Rahmani 30 is the first non-government venture that came up in 2008 to prepare poor Muslim students for engineering entrance tests. The institute, which provides free food and lodging for students for its one-year and two-year programme, has so far helped 138 candidates succeed in various engineering entrance tests.
Abhayanand, also a physicist, said the proposal for Rahmani 30 came after he had dissociated himself from the successful venture of Super 30, and noted that the success rate of Muslim students was dismal in engineering exams.
“It is gratifying to see the journey of students who came from far-off villages and very humble background. People learn about us through word of mouth and Urdu press. We have provided them only basic facilities here. But, they generally have great minds — 42 of them have made it to Olympiad tests of science papers,” said Abhayanand.

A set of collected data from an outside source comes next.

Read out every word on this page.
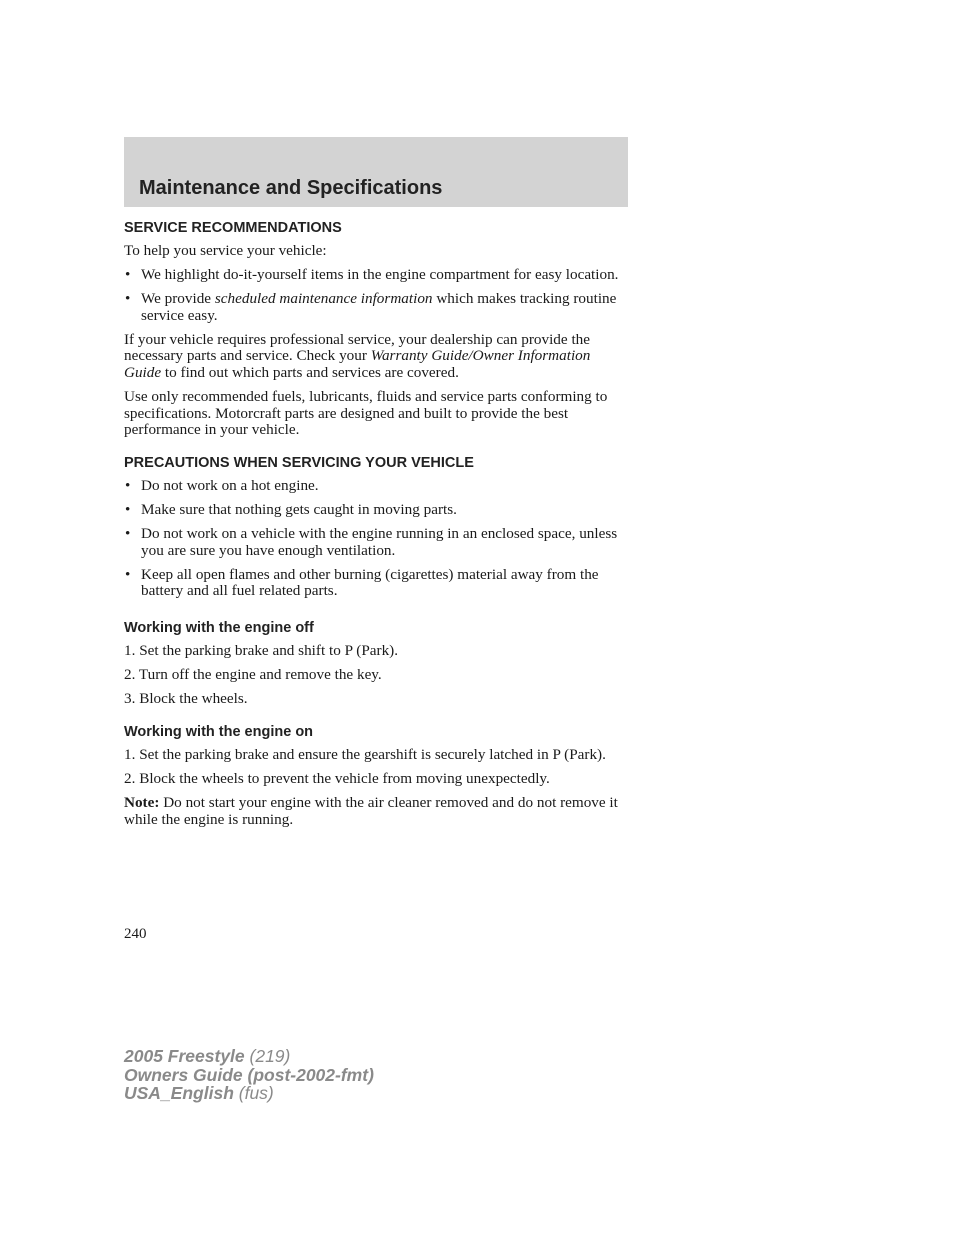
Maintenance and Specifications
SERVICE RECOMMENDATIONS

To help you service your vehicle:

• We highlight do-it-yourself items in the engine compartment for easy location.
• We provide scheduled maintenance information which makes tracking routine service easy.

If your vehicle requires professional service, your dealership can provide the necessary parts and service. Check your Warranty Guide/Owner Information Guide to find out which parts and services are covered.

Use only recommended fuels, lubricants, fluids and service parts conforming to specifications. Motorcraft parts are designed and built to provide the best performance in your vehicle.

PRECAUTIONS WHEN SERVICING YOUR VEHICLE
• Do not work on a hot engine.
• Make sure that nothing gets caught in moving parts.
• Do not work on a vehicle with the engine running in an enclosed space, unless you are sure you have enough ventilation.
• Keep all open flames and other burning (cigarettes) material away from the battery and all fuel related parts.
Working with the engine off

1. Set the parking brake and shift to P (Park).

2. Turn off the engine and remove the key.

3. Block the wheels.

Working with the engine on

1. Set the parking brake and ensure the gearshift is securely latched in P (Park).

2. Block the wheels to prevent the vehicle from moving unexpectedly.

Note: Do not start your engine with the air cleaner removed and do not remove it while the engine is running.

240
2005 Freestyle (219)
Owners Guide (post-2002-fmt)
USA_English (fus)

Ashar Ahmad, who belongs to Gilani in Nalanda and secured 2167th rank in the IIT-JEE, said: “The rigorous revision of the combined test paper, informal teaching set-up and interaction with seniors were the key.” Ashar’s father Imdad Ahsan is a private teacher, who earns only around Rs 8,000 a month.
Saif Ali, whose father is a mill worker in Kolkata, said: “I will be the first IITian in my family. I will ensure my father does not have to work. I will come back to Rahmani 30 during vacations. Abhayanand’s words of ‘give back to society’ rings in ear.”